散文‖屋檐下的梧桐树
我家的屋檐下,从未有过梧桐树的影子。但春去秋来,我心中的那棵梧桐树,叶子换了一轮又一轮,却越发挺拔屹立,生生不息。
留守的孩子,有奶奶的家便是全部,心里的那棵梧桐树种子,也就在那时悄悄萌芽。幼时,我和奶奶借住在姨婆家,那个家离镇上很远很远,却装下了我童年的所有欢喜与安稳。依稀记得五岁那年,奶奶帮我洗澡时,突然发现我身上长了一片密密麻麻的麻子,那是当时很严重的皮肤问题。奶奶二话不说,用布巾裹紧我,背着我就往镇上的诊所赶。路很远很远,天很黑很黑,连夏夜里聒噪的蝉鸣,都渐渐被奶奶的喘气声盖过。路上早已不见人影,更别提能搭到顺风车。小小的我伏在奶奶的背上,只觉得晚风凉爽、夜色有趣,全然没看见奶奶额头滚落的焦急汗水,没听见她喉咙里压抑的粗重喘息。那时,年轻的奶奶背着熟睡的我,静静站在姨婆家的屋檐下,那道身影,便在我心里定格成了一棵巍峨的梧桐树。
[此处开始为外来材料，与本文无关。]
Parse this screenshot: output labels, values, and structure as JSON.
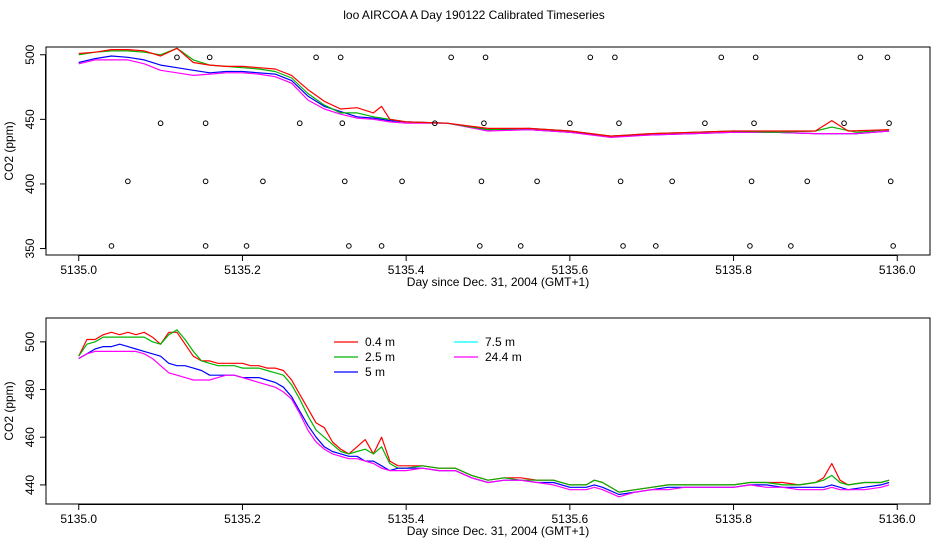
{
  "title": "loo AIRCOA A  Day 190122  Calibrated Timeseries",
  "chart_data": [
    {
      "type": "scatter",
      "xlabel": "Day since Dec. 31, 2004 (GMT+1)",
      "ylabel": "CO2 (ppm)",
      "xlim": [
        5134.96,
        5136.04
      ],
      "ylim": [
        345,
        506
      ],
      "x_ticks": [
        "5135.0",
        "5135.2",
        "5135.4",
        "5135.6",
        "5135.8",
        "5136.0"
      ],
      "x_tick_values": [
        5135.0,
        5135.2,
        5135.4,
        5135.6,
        5135.8,
        5136.0
      ],
      "y_ticks": [
        "350",
        "400",
        "450",
        "500"
      ],
      "y_tick_values": [
        350,
        400,
        450,
        500
      ],
      "series": [
        {
          "color": "#0000ff",
          "x": [
            5135.0,
            5135.02,
            5135.04,
            5135.06,
            5135.08,
            5135.1,
            5135.12,
            5135.14,
            5135.16,
            5135.18,
            5135.2,
            5135.22,
            5135.24,
            5135.26,
            5135.28,
            5135.3,
            5135.32,
            5135.34,
            5135.36,
            5135.38,
            5135.4,
            5135.45,
            5135.5,
            5135.55,
            5135.6,
            5135.65,
            5135.7,
            5135.75,
            5135.8,
            5135.85,
            5135.9,
            5135.95,
            5135.99
          ],
          "y": [
            494,
            497,
            499,
            498,
            496,
            492,
            490,
            488,
            486,
            487,
            487,
            486,
            485,
            480,
            468,
            460,
            456,
            452,
            451,
            449,
            448,
            447,
            442,
            442,
            440,
            437,
            438,
            439,
            440,
            440,
            439,
            439,
            441
          ]
        },
        {
          "color": "#ff00ff",
          "x": [
            5135.0,
            5135.02,
            5135.04,
            5135.06,
            5135.08,
            5135.1,
            5135.12,
            5135.14,
            5135.16,
            5135.18,
            5135.2,
            5135.22,
            5135.24,
            5135.26,
            5135.28,
            5135.3,
            5135.32,
            5135.34,
            5135.36,
            5135.38,
            5135.4,
            5135.45,
            5135.5,
            5135.55,
            5135.6,
            5135.65,
            5135.7,
            5135.75,
            5135.8,
            5135.85,
            5135.9,
            5135.95,
            5135.99
          ],
          "y": [
            493,
            496,
            496,
            496,
            493,
            488,
            486,
            484,
            485,
            486,
            486,
            485,
            483,
            478,
            465,
            458,
            454,
            451,
            450,
            448,
            447,
            447,
            441,
            442,
            440,
            436,
            438,
            439,
            440,
            440,
            439,
            439,
            441
          ]
        },
        {
          "color": "#00b400",
          "x": [
            5135.0,
            5135.02,
            5135.04,
            5135.06,
            5135.08,
            5135.1,
            5135.12,
            5135.14,
            5135.16,
            5135.18,
            5135.2,
            5135.22,
            5135.24,
            5135.26,
            5135.28,
            5135.3,
            5135.32,
            5135.34,
            5135.36,
            5135.38,
            5135.4,
            5135.45,
            5135.5,
            5135.55,
            5135.6,
            5135.65,
            5135.7,
            5135.75,
            5135.8,
            5135.85,
            5135.9,
            5135.92,
            5135.95,
            5135.99
          ],
          "y": [
            500,
            502,
            503,
            503,
            502,
            500,
            505,
            496,
            492,
            491,
            490,
            489,
            487,
            482,
            470,
            461,
            455,
            455,
            452,
            450,
            448,
            447,
            442,
            443,
            441,
            437,
            439,
            440,
            441,
            440,
            441,
            444,
            440,
            442
          ]
        },
        {
          "color": "#ff0000",
          "x": [
            5135.0,
            5135.02,
            5135.04,
            5135.06,
            5135.08,
            5135.1,
            5135.12,
            5135.14,
            5135.16,
            5135.18,
            5135.2,
            5135.22,
            5135.24,
            5135.26,
            5135.28,
            5135.3,
            5135.32,
            5135.34,
            5135.36,
            5135.37,
            5135.38,
            5135.4,
            5135.45,
            5135.5,
            5135.55,
            5135.6,
            5135.65,
            5135.7,
            5135.75,
            5135.8,
            5135.85,
            5135.9,
            5135.92,
            5135.94,
            5135.99
          ],
          "y": [
            501,
            502,
            504,
            504,
            503,
            499,
            505,
            494,
            492,
            491,
            491,
            490,
            489,
            484,
            473,
            464,
            458,
            459,
            455,
            460,
            450,
            448,
            447,
            443,
            443,
            441,
            437,
            439,
            440,
            441,
            441,
            441,
            449,
            441,
            442
          ]
        }
      ],
      "points": {
        "x": [
          5135.04,
          5135.06,
          5135.1,
          5135.12,
          5135.155,
          5135.155,
          5135.155,
          5135.16,
          5135.205,
          5135.225,
          5135.27,
          5135.29,
          5135.32,
          5135.322,
          5135.325,
          5135.33,
          5135.37,
          5135.395,
          5135.435,
          5135.455,
          5135.49,
          5135.492,
          5135.495,
          5135.497,
          5135.54,
          5135.56,
          5135.6,
          5135.625,
          5135.655,
          5135.66,
          5135.662,
          5135.665,
          5135.705,
          5135.725,
          5135.765,
          5135.785,
          5135.82,
          5135.822,
          5135.825,
          5135.827,
          5135.87,
          5135.89,
          5135.935,
          5135.955,
          5135.988,
          5135.99,
          5135.992,
          5135.995
        ],
        "y": [
          352,
          402,
          447,
          498,
          352,
          402,
          447,
          498,
          352,
          402,
          447,
          498,
          498,
          447,
          402,
          352,
          352,
          402,
          447,
          498,
          352,
          402,
          447,
          498,
          352,
          402,
          447,
          498,
          498,
          447,
          402,
          352,
          352,
          402,
          447,
          498,
          352,
          402,
          447,
          498,
          352,
          402,
          447,
          498,
          498,
          447,
          402,
          352
        ]
      }
    },
    {
      "type": "line",
      "xlabel": "Day since Dec. 31, 2004 (GMT+1)",
      "ylabel": "CO2 (ppm)",
      "xlim": [
        5134.96,
        5136.04
      ],
      "ylim": [
        432,
        510
      ],
      "x_ticks": [
        "5135.0",
        "5135.2",
        "5135.4",
        "5135.6",
        "5135.8",
        "5136.0"
      ],
      "x_tick_values": [
        5135.0,
        5135.2,
        5135.4,
        5135.6,
        5135.8,
        5136.0
      ],
      "y_ticks": [
        "440",
        "460",
        "480",
        "500"
      ],
      "y_tick_values": [
        440,
        460,
        480,
        500
      ],
      "legend": {
        "position": "top-left",
        "entries": [
          {
            "name": "0.4 m",
            "color": "#ff0000"
          },
          {
            "name": "2.5 m",
            "color": "#00b400"
          },
          {
            "name": "5 m",
            "color": "#0000ff"
          },
          {
            "name": "7.5 m",
            "color": "#00ffff"
          },
          {
            "name": "24.4 m",
            "color": "#ff00ff"
          }
        ]
      },
      "x": [
        5135.0,
        5135.01,
        5135.02,
        5135.03,
        5135.04,
        5135.05,
        5135.06,
        5135.07,
        5135.08,
        5135.09,
        5135.1,
        5135.11,
        5135.12,
        5135.13,
        5135.14,
        5135.15,
        5135.16,
        5135.17,
        5135.18,
        5135.19,
        5135.2,
        5135.21,
        5135.22,
        5135.23,
        5135.24,
        5135.25,
        5135.26,
        5135.27,
        5135.28,
        5135.29,
        5135.3,
        5135.31,
        5135.32,
        5135.33,
        5135.34,
        5135.35,
        5135.36,
        5135.37,
        5135.38,
        5135.39,
        5135.4,
        5135.42,
        5135.44,
        5135.46,
        5135.48,
        5135.5,
        5135.52,
        5135.54,
        5135.56,
        5135.58,
        5135.6,
        5135.62,
        5135.63,
        5135.64,
        5135.66,
        5135.68,
        5135.7,
        5135.72,
        5135.74,
        5135.76,
        5135.78,
        5135.8,
        5135.82,
        5135.84,
        5135.86,
        5135.88,
        5135.9,
        5135.91,
        5135.92,
        5135.93,
        5135.94,
        5135.96,
        5135.98,
        5135.99
      ],
      "series": [
        {
          "name": "0.4 m",
          "color": "#ff0000",
          "values": [
            494,
            501,
            501,
            503,
            504,
            503,
            504,
            503,
            504,
            502,
            499,
            504,
            504,
            499,
            494,
            492,
            492,
            491,
            491,
            491,
            491,
            490,
            490,
            489,
            489,
            488,
            484,
            478,
            472,
            466,
            464,
            458,
            455,
            453,
            456,
            459,
            453,
            460,
            450,
            448,
            448,
            448,
            447,
            447,
            444,
            442,
            443,
            443,
            442,
            442,
            440,
            440,
            442,
            441,
            437,
            438,
            439,
            440,
            440,
            440,
            440,
            440,
            441,
            441,
            441,
            440,
            441,
            443,
            449,
            442,
            440,
            441,
            441,
            442
          ]
        },
        {
          "name": "2.5 m",
          "color": "#00b400",
          "values": [
            494,
            499,
            500,
            502,
            502,
            502,
            502,
            502,
            502,
            500,
            499,
            503,
            505,
            501,
            496,
            492,
            491,
            490,
            490,
            490,
            489,
            489,
            489,
            488,
            487,
            486,
            482,
            476,
            469,
            463,
            460,
            457,
            454,
            453,
            454,
            455,
            453,
            456,
            449,
            447,
            447,
            448,
            447,
            447,
            444,
            442,
            443,
            442,
            442,
            442,
            440,
            440,
            442,
            441,
            437,
            438,
            439,
            440,
            440,
            440,
            440,
            440,
            441,
            441,
            440,
            440,
            441,
            442,
            444,
            441,
            440,
            441,
            441,
            442
          ]
        },
        {
          "name": "5 m",
          "color": "#0000ff",
          "values": [
            493,
            495,
            497,
            498,
            498,
            499,
            498,
            497,
            496,
            495,
            494,
            491,
            490,
            490,
            489,
            488,
            486,
            486,
            486,
            486,
            485,
            485,
            485,
            484,
            483,
            481,
            477,
            471,
            465,
            460,
            456,
            454,
            453,
            452,
            452,
            450,
            450,
            448,
            446,
            447,
            447,
            447,
            446,
            446,
            443,
            441,
            442,
            442,
            441,
            441,
            439,
            439,
            440,
            439,
            436,
            437,
            438,
            439,
            439,
            439,
            439,
            439,
            440,
            440,
            439,
            439,
            439,
            439,
            440,
            439,
            438,
            439,
            440,
            441
          ]
        },
        {
          "name": "24.4 m",
          "color": "#ff00ff",
          "values": [
            493,
            495,
            496,
            496,
            496,
            496,
            496,
            496,
            495,
            493,
            490,
            487,
            486,
            485,
            484,
            484,
            484,
            485,
            486,
            486,
            485,
            484,
            483,
            482,
            481,
            479,
            476,
            470,
            463,
            458,
            455,
            453,
            452,
            451,
            451,
            450,
            449,
            447,
            446,
            446,
            446,
            447,
            446,
            446,
            443,
            441,
            442,
            442,
            441,
            440,
            438,
            438,
            439,
            438,
            435,
            437,
            438,
            438,
            439,
            439,
            439,
            439,
            440,
            439,
            439,
            438,
            438,
            438,
            439,
            438,
            438,
            438,
            439,
            440
          ]
        }
      ]
    }
  ]
}
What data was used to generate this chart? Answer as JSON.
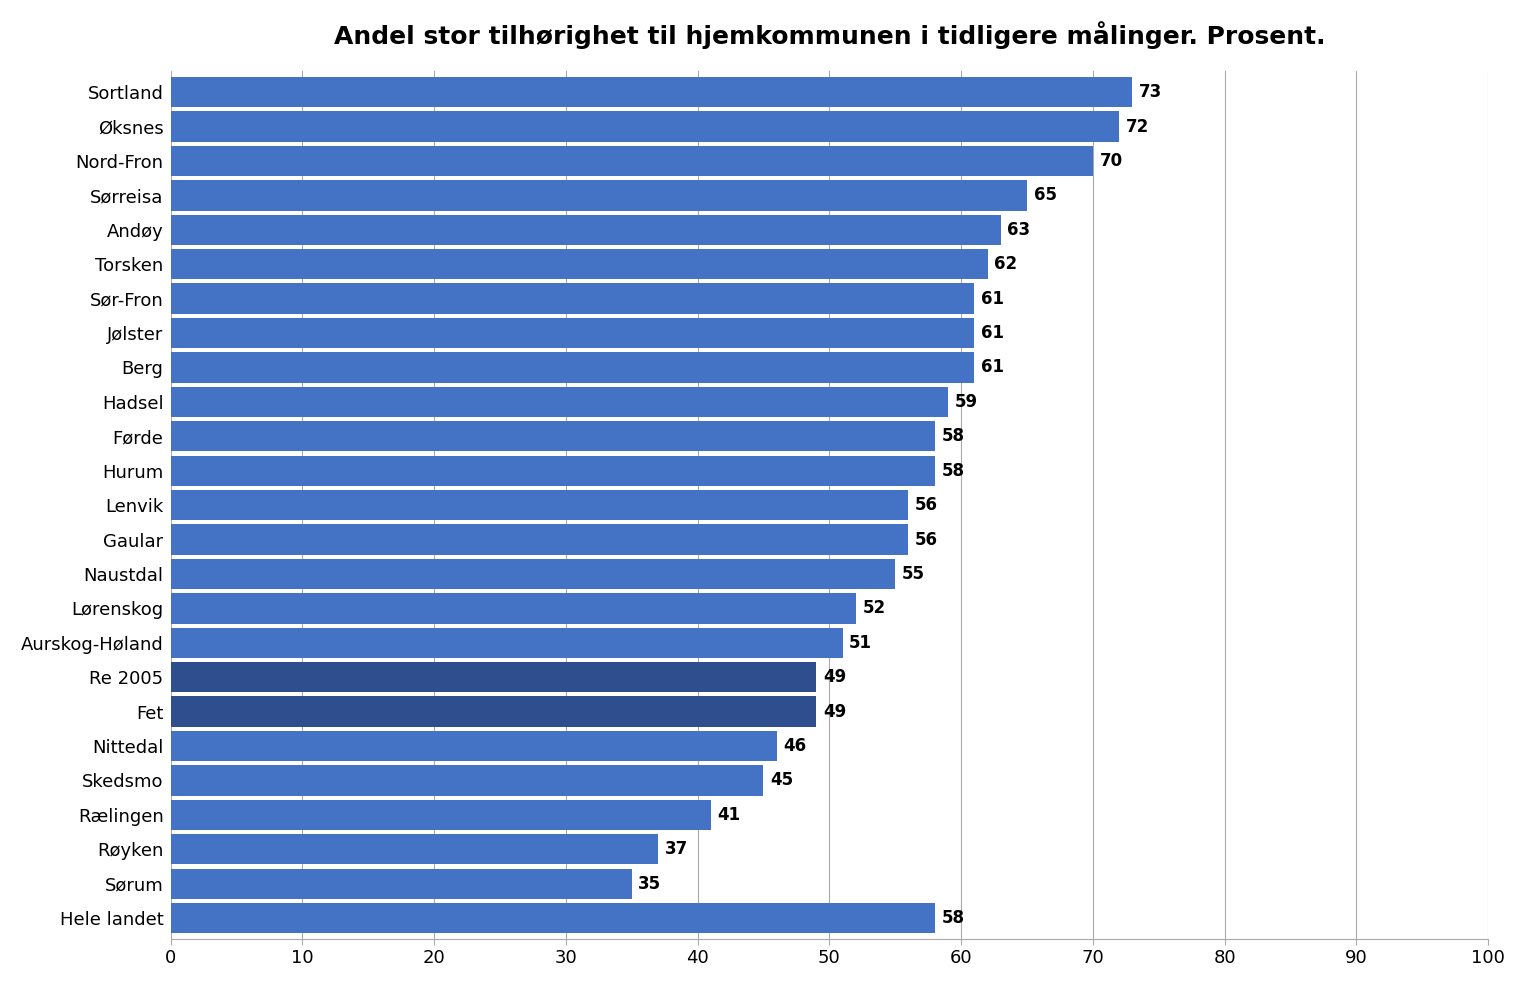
{
  "title": "Andel stor tilhørighet til hjemkommunen i tidligere målinger. Prosent.",
  "categories": [
    "Hele landet",
    "Sørum",
    "Røyken",
    "Rælingen",
    "Skedsmo",
    "Nittedal",
    "Fet",
    "Re 2005",
    "Aurskog-Høland",
    "Lørenskog",
    "Naustdal",
    "Gaular",
    "Lenvik",
    "Hurum",
    "Førde",
    "Hadsel",
    "Berg",
    "Jølster",
    "Sør-Fron",
    "Torsken",
    "Andøy",
    "Sørreisa",
    "Nord-Fron",
    "Øksnes",
    "Sortland"
  ],
  "values": [
    58,
    35,
    37,
    41,
    45,
    46,
    49,
    49,
    51,
    52,
    55,
    56,
    56,
    58,
    58,
    59,
    61,
    61,
    61,
    62,
    63,
    65,
    70,
    72,
    73
  ],
  "bar_colors": [
    "#4472C4",
    "#4472C4",
    "#4472C4",
    "#4472C4",
    "#4472C4",
    "#4472C4",
    "#2E4E8E",
    "#2E4E8E",
    "#4472C4",
    "#4472C4",
    "#4472C4",
    "#4472C4",
    "#4472C4",
    "#4472C4",
    "#4472C4",
    "#4472C4",
    "#4472C4",
    "#4472C4",
    "#4472C4",
    "#4472C4",
    "#4472C4",
    "#4472C4",
    "#4472C4",
    "#4472C4",
    "#4472C4"
  ],
  "xlim": [
    0,
    100
  ],
  "xticks": [
    0,
    10,
    20,
    30,
    40,
    50,
    60,
    70,
    80,
    90,
    100
  ],
  "grid_color": "#AAAAAA",
  "background_color": "#FFFFFF",
  "title_fontsize": 18,
  "label_fontsize": 13,
  "value_fontsize": 12,
  "bar_height": 0.88
}
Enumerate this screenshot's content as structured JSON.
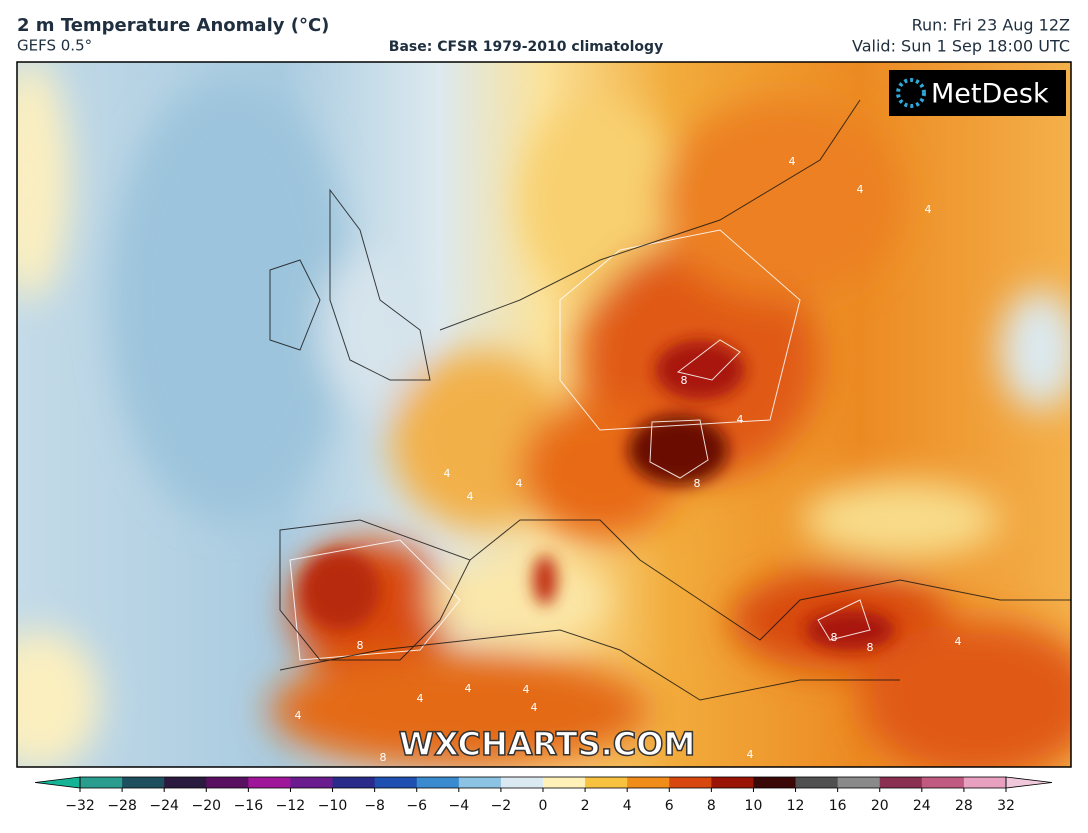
{
  "header": {
    "title": "2 m Temperature Anomaly (°C)",
    "model": "GEFS 0.5°",
    "base": "Base: CFSR 1979-2010 climatology",
    "run": "Run: Fri 23 Aug 12Z",
    "valid": "Valid: Sun 1 Sep 18:00 UTC"
  },
  "logo": "MetDesk",
  "watermark": "WXCHARTS.COM",
  "contour_labels": [
    4,
    4,
    4,
    8,
    8,
    4,
    8,
    8,
    8,
    4,
    4,
    4,
    4,
    4,
    4,
    4,
    4,
    8,
    4,
    4
  ],
  "colorbar": {
    "ticks": [
      {
        "value": -32,
        "label": "−32"
      },
      {
        "value": -28,
        "label": "−28"
      },
      {
        "value": -24,
        "label": "−24"
      },
      {
        "value": -20,
        "label": "−20"
      },
      {
        "value": -16,
        "label": "−16"
      },
      {
        "value": -12,
        "label": "−12"
      },
      {
        "value": -10,
        "label": "−10"
      },
      {
        "value": -8,
        "label": "−8"
      },
      {
        "value": -6,
        "label": "−6"
      },
      {
        "value": -4,
        "label": "−4"
      },
      {
        "value": -2,
        "label": "−2"
      },
      0,
      2,
      4,
      6,
      8,
      10,
      12,
      16,
      20,
      24,
      28,
      32
    ],
    "colors": [
      "#2a9d8f",
      "#1d4f5e",
      "#2b1a3f",
      "#5a1060",
      "#a0169a",
      "#6a1c8f",
      "#2a2a8a",
      "#1f4fb0",
      "#3a8ad0",
      "#8cc3e3",
      "#dbeaf2",
      "#fff1b8",
      "#f6c240",
      "#ef8c1a",
      "#d8480e",
      "#9a1406",
      "#3a0806",
      "#505050",
      "#8a8a8a",
      "#8a3050",
      "#c05a80",
      "#e8a0c0"
    ],
    "under_color": "#16b496",
    "over_color": "#f0c8dc"
  }
}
再大些,我到县里读初中,一周才能回家一次。县里离镇子很远很远,坐班车得一个小时,待我快到家时,天早已黝黑如墨。每次总能看见奶奶拿着那支旧手电筒,站在屋檐下等我。昏黄的光束穿过夜色,直直落在我脚下的路上。我总是一路小跑奔向奶奶,扑进她带着烟火气的怀抱里。如今想来,又何尝不是奶奶,用她的牵挂与等待,一次次奔向远归的我。那些我不在家的日子里,屋檐下的风来雨去,都化作了养分,让我心里的梧桐树,悄然长得更高更壮。
到了大学,我离家的距离越来越远,而心里的梧桐树,却离我的心越发亲近。一个电话就能联通千里的距离,我却总下意识地关心着家里的阴晴,无时无刻地惦记着奶奶的起居。我明白,奶奶的容颜,正随着梧桐树的落叶渐渐老去,所以我拼命抓住每一个和奶奶通话的瞬间,抓住每一次假期回家的机会,就像抓住梧桐树的每一片叶片,紧紧攥住我和奶奶的距离。可我也渐渐明白,没有人是时间的对手,就像梧桐树的落叶,终究抵不过秋天的风。但我忽然懂得,枯枝也并非生命的终结,而是守护的另一种形式。我心底的那棵梧桐树,纵使叶片落尽,那巍峨的身姿,也永远立在那里,从未消散。
其实屋檐下并没有梧桐树。我的心里,却长了一棵生生不息的梧桐树。或许,这就是爱的另一种形状。